India’s Eros International brushed aside recent short selling attacks by unveiling a strong first quarter for its financial year. Operating profit for the three months to end of June increased by 63% to $11.7 million, from $7.2 million in the prior year period.
The growth came despite a seasonal reduction in the number of film releases, at just five in the quarter. That caused revenues to drop by 14% to $60.8 million.
India’s distribution and film investment giant would like to be seen as one of the industry’s digital champions. It said that its Eros Now streaming service had increased its paying subscriber numbers by 28% from 2.9 million to 3.7 million.

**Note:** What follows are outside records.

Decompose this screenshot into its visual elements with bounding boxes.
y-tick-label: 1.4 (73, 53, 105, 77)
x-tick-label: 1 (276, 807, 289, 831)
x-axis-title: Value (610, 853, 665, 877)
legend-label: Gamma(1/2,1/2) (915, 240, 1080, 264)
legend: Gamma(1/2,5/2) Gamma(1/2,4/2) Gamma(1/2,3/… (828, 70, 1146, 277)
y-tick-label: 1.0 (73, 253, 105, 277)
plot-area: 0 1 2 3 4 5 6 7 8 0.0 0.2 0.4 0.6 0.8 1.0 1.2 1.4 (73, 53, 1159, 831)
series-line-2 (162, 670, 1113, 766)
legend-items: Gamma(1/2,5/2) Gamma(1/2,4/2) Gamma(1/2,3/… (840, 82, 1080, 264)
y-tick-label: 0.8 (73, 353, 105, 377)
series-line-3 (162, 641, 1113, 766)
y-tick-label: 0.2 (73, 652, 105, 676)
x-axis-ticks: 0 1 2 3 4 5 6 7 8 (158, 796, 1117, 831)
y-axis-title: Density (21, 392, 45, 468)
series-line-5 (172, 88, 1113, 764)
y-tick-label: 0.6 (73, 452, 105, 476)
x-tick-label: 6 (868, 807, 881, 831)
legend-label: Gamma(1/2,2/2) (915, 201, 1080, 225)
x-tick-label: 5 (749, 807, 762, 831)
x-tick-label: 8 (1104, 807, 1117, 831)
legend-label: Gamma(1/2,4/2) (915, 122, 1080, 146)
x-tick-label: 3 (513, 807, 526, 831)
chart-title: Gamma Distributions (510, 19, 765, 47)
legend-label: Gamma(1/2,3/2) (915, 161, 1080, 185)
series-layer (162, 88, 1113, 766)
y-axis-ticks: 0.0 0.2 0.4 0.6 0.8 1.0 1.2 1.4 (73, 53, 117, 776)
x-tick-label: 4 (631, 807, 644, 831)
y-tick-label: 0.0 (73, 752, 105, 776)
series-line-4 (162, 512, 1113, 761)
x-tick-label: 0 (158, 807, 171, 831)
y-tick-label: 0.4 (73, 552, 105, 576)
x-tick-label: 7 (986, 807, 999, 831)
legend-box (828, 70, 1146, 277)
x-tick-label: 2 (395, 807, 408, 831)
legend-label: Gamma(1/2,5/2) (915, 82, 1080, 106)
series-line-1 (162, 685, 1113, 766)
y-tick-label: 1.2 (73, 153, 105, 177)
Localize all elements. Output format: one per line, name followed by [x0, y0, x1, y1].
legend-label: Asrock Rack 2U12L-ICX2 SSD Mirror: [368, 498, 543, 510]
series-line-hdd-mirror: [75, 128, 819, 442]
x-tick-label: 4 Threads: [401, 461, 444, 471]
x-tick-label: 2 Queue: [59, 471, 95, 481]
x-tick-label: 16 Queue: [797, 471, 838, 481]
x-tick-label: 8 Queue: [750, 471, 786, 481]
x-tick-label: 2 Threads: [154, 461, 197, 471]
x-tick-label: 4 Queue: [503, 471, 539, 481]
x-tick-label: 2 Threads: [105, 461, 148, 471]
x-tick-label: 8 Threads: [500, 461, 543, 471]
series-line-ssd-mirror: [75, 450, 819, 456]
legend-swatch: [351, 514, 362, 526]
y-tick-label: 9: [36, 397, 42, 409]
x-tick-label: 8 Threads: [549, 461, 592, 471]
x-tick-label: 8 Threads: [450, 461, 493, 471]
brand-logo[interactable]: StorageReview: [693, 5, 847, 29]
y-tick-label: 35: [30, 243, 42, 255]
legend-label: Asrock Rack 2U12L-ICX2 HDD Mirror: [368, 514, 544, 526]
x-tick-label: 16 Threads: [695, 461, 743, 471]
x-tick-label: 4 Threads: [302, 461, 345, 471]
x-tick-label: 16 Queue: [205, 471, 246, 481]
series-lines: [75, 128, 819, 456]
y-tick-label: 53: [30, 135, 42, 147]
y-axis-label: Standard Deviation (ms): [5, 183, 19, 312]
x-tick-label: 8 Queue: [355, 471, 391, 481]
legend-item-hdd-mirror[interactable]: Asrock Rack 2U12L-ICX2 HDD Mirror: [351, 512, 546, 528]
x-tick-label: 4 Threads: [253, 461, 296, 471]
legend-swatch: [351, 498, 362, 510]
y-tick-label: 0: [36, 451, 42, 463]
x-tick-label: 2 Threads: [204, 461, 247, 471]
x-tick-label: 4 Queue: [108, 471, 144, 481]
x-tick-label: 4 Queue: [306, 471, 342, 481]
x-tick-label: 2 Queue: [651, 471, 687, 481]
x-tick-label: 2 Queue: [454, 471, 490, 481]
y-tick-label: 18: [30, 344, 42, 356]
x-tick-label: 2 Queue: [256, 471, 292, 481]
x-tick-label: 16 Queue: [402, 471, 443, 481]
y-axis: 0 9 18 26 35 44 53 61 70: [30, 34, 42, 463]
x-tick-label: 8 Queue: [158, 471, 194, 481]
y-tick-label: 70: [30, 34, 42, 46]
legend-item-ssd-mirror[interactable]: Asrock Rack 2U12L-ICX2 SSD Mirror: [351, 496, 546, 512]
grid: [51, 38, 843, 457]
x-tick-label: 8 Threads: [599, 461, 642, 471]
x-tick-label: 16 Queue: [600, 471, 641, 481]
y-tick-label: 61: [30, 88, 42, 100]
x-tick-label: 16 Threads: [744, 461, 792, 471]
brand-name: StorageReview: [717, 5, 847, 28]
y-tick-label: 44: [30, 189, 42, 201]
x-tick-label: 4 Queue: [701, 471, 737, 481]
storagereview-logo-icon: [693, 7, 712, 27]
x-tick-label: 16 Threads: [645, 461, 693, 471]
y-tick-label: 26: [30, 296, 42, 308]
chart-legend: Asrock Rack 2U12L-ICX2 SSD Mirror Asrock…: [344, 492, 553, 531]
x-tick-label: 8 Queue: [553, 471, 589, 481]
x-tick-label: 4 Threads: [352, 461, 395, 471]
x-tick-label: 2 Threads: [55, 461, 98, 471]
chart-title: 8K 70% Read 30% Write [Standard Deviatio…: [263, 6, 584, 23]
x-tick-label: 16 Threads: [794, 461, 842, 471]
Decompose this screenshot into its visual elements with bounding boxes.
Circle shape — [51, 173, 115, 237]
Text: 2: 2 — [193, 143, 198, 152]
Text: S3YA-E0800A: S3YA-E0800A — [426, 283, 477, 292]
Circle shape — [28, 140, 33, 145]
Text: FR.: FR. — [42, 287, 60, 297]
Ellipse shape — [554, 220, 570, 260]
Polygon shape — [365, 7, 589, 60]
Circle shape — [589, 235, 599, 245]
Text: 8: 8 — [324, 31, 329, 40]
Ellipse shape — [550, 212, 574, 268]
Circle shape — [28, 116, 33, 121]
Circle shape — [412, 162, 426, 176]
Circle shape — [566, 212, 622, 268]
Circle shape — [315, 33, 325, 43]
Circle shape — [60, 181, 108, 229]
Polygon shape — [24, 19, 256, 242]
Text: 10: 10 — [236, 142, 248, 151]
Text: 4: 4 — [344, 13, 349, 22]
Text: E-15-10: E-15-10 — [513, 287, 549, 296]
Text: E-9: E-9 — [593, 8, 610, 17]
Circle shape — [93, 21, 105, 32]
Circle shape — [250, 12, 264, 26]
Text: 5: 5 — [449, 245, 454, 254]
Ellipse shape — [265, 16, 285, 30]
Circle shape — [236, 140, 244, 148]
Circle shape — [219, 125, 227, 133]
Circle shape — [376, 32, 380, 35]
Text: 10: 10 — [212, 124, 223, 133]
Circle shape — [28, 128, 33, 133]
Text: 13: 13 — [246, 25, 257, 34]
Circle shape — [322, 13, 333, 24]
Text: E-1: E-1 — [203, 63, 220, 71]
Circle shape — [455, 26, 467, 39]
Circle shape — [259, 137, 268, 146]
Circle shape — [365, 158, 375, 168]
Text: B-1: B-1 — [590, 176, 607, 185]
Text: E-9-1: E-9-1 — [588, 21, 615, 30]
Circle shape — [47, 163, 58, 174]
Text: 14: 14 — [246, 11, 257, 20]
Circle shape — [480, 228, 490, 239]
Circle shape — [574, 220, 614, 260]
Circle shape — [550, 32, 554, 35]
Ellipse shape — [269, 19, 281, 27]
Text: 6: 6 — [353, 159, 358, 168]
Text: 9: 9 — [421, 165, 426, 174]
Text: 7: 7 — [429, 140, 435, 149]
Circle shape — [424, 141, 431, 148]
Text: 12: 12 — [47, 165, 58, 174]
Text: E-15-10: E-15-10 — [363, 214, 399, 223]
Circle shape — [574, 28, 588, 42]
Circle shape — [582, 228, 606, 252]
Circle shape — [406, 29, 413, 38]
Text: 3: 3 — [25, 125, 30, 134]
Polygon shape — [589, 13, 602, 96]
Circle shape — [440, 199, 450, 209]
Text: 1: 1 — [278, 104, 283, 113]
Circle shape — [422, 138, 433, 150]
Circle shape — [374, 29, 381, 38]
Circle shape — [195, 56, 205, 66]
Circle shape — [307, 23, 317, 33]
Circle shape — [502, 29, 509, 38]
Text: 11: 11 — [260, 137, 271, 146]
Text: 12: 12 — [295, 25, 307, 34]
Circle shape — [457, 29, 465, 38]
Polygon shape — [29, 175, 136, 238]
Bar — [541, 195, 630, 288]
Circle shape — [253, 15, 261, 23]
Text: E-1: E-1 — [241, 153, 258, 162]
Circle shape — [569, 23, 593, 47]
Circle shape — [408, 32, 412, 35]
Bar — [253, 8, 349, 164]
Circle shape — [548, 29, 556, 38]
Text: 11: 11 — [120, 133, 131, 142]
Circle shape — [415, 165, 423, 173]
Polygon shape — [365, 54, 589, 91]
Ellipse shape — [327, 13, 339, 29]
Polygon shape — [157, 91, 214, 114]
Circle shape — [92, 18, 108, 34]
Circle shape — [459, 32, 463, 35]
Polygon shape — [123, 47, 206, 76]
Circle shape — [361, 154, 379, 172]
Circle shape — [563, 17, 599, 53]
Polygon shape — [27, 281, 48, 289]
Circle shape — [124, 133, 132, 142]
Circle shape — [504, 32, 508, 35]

Total registered users hit 75 million.
In comments to analysts after the Friday announcement, CEO Jyoti Deshpande confirmed that 90% of paying subscriptions are from consumers in India. Average cost of the subscription is $5 per month.
She attributed the company’s robust quarterly numbers to a production strategy that is more in-house and less adventurous than in the past. “We continue to focus on sensibly budgeted films that are content driven and backed by pre-sales potential with lower reliance on box office success rather than big budget big star cast high profile films,” Deshpande said.
The company made little direct reference to the recent short selling attacks beyond noting that it had succeeded in having a New York court dismiss a class action against it. Earlier this week Eros itself launched legal actions against some of the fund groups that had sold its shares and published research suggesting major irregularities in its accounts. It finished the quarter with $115 of cash on its books.